To the Finnish-Egyptian artist Samira Elagoz the Silver Lion of the 50th Biennale Teatro directed by Stefano Ricci and Gianni Forte. The handover ceremony will take place on Friday 1 July, at 12 at Ca’ Giustian, followed by a conversation open to the public.
Samira Elagoz flirts with the infinite possibilities of performance to shape an original language and offers us – with the aim of experimenting his own changing gender identity as an expressive devining road – a unique brand of performance-reporting, multimedia happening and docufiction (Ricci/Forte)
We first met Samira Elagoz (born in Helsinki in 1989) at the Santarcangelo Festival in 2017. Their show Cock Cock… Who’s There? Was a documentary/ personal history hybrid, a theatre recital, and a straight-up show performance. Elagoz used several meeting platforms to establish contact with random people and investigate the themes of lust, man-woman relationships, intimacy, and violence. On stage, they showed a dramatization of rape. A punch to the guts, with a splash of irony thrown in. The performer’s presence on stage was candid and clean – a young woman’s presence. I remember lowering my gaze as the performance drew to its end: the video closed in on their face, ravaged by the assaulter. Elagoz explains that the mouth is the most intimate organ of a human, or of a mammal in general.
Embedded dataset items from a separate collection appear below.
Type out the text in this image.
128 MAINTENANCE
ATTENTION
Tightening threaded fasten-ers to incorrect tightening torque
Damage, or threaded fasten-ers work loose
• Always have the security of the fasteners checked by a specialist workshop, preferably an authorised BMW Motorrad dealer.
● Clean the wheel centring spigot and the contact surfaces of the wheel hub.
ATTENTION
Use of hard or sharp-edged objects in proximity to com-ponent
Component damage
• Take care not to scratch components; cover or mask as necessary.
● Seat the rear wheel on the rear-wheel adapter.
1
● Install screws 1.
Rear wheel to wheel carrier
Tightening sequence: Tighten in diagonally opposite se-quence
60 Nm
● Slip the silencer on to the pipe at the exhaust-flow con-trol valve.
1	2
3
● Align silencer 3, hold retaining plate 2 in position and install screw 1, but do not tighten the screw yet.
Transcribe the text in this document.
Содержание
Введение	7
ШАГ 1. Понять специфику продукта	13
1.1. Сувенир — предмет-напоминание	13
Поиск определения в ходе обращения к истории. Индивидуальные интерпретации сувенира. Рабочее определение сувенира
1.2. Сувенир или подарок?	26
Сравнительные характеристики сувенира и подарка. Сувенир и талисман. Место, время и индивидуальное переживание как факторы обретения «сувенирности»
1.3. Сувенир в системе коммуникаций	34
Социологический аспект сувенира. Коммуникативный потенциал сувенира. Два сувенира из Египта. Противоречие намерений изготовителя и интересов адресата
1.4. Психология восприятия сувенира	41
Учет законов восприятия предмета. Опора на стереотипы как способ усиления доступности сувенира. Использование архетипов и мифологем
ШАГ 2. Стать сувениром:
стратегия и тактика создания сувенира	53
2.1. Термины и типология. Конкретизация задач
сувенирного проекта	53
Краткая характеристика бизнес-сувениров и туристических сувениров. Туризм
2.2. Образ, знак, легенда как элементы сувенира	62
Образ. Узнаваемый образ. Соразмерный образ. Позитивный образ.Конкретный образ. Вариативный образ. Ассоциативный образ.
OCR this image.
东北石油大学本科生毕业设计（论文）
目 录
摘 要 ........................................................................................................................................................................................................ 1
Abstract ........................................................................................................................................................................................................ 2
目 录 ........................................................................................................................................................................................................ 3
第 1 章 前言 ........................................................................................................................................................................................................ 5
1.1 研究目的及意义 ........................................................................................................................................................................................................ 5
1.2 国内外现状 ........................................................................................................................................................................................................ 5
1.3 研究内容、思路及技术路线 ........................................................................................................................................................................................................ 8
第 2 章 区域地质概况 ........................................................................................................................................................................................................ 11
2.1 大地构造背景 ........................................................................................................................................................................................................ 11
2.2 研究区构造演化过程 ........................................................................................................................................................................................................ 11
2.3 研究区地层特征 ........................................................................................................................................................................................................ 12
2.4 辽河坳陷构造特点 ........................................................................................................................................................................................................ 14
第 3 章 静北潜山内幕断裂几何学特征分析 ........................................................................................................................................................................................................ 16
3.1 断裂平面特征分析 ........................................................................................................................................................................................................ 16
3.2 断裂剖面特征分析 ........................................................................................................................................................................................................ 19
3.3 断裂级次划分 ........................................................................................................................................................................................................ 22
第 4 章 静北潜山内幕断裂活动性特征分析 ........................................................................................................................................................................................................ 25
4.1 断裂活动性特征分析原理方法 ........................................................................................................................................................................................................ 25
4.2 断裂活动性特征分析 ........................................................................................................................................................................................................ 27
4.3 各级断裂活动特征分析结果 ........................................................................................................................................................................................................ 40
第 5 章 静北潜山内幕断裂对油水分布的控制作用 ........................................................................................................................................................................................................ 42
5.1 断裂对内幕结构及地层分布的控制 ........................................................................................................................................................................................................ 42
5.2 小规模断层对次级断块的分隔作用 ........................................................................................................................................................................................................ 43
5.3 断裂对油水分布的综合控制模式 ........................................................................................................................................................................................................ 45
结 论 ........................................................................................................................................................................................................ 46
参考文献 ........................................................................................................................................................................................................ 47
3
We may sometimes overlook our sex, feel detached from it, though never the mouth.
Elagoz’s affirmation as a performer consolidated at Impulstanz, where in 2017 they were awarded the Prix Jardin d’Europe with Cock Cock… Who’s There?. The Egyptian-Finnish artist’s themes move continually between sex, gender, lust – a form of social archaeology that mercilessly investigates human beings. Everything is depicted very coldly, even rape. The narrator does not identify as the victim, but as part of the world the story takes place in. At the Theatre Biennale, Elagoz will present Seek Bromance, a piece on trans artist Cade Moga. The pandemic halted the development of part of their projects, but they are not unhappy with the result. The goal is to show trans people in their complexity, beauty, and lovability.